Nonetheless, apart from being the scholarly reports the Grimm brothers had intended their volumes to be, their original dark and dreary stories ended up being edited over seven editions just in their lifetimes to wind up resembling something close to the stories we have today. The reason for these revisions? Parents and the Christian church criticized the Grimms for publishing fairytales and, in the churchs’ and parents’ eyes even though the Grimms didn’t intend it this way, for having events such as premarital sex, graphic violence, child abuse, anti-semitism, incest, and wicked mothers all in a child’s bedtime book. Nonetheless, the Grimm’s book is rumored to be outsold – in those times – only by the Bible. Still, the Grimms listened to the irritated voices and changed the wicked mothers to wicked step-mothers and added a Bible on the bedside table belonging to Red Riding Hood’s Grandmother among other revisions. The more revisions that were installed, the more popular the stories became. The ironic parts of the changes are that, even though most of the R-rated happenings got excised from the stories, the violence, particularly the punishment toward the evil-doers, was increased exponentially. It would take a few more centuries and lots more revisions before we get the delightful, pleasing fairy tales that you and I know today.

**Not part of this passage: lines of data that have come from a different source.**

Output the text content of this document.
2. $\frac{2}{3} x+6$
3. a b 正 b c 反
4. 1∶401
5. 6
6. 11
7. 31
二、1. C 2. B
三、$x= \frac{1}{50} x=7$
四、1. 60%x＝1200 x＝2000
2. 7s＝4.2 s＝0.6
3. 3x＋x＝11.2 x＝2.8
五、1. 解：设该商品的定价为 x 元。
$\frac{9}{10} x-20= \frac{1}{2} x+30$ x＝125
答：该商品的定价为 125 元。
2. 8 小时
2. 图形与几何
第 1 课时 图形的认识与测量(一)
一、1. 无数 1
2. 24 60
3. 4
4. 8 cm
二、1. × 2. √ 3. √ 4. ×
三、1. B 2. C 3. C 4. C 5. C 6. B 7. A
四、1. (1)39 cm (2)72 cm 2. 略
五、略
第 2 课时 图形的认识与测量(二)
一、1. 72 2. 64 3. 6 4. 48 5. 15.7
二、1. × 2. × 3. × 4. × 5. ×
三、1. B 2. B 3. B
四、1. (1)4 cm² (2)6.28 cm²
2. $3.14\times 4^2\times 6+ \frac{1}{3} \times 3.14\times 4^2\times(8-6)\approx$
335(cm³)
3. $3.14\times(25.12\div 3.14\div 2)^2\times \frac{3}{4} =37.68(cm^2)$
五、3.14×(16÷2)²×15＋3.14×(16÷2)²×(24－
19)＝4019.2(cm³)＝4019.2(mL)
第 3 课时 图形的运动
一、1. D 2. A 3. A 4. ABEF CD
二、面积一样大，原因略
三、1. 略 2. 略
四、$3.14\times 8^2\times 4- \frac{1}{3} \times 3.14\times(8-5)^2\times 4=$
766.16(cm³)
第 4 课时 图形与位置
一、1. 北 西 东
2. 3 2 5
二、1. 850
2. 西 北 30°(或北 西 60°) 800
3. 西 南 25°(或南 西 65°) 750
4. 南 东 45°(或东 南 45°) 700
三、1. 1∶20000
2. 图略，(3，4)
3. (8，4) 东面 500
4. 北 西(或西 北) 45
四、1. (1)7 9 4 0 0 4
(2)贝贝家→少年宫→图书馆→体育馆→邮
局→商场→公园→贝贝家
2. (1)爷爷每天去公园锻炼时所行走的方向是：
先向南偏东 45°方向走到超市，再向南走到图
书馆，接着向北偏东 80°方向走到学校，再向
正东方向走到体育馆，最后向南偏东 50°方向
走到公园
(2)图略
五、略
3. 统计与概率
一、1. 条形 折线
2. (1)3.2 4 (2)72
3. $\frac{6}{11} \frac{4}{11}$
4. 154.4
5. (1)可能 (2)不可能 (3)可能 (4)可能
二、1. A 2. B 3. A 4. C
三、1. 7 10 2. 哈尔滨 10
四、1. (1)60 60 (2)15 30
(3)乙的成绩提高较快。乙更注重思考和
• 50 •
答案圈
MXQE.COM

Because of the Grimm brothers and their diligent work, we now have movies such as Tangled, Cinderella, Snow White, Mirror, Mirror, and shows such as Once Upon A Time among others. Their work did more than just directly affect us in these ways, the Grimms and their work inspired others to collect stories and oral cultural aspects of different countries and nations. Many of the fairy tales and folk tales that these people collected would have been lost if not for their efforts and hard work. Another amazing thing about the Grimms is that, not only did they preserve over 200 fairy and folk tales, they also wrote publications on mythology, linguistics, and medieval studies as well as being scholars in the field of German philology. To add to all their other accomplishments, the Grimm brothers started a ambitious German dictionary; unfortunately, death claimed them before they could finish the letter F.  Even with regard to their failure to complete their dictionary, the Grimm brothers did marvelous work with the fairy tales and other stories they collected. Much of today’s culture and the culture in Europe back then has been dramatically shaped or preserved because of their efforts. Truly, these men who saved precious Cinderella, jewel-like Snow White, and the beauty Rapunzel deserve our praise more than any of the heroes in the stories they recovered because, instead of wooing princesses and falling in love to save the day, they simply put pen to paper and dramatically influenced life then and continue to do so now even after hundreds of years.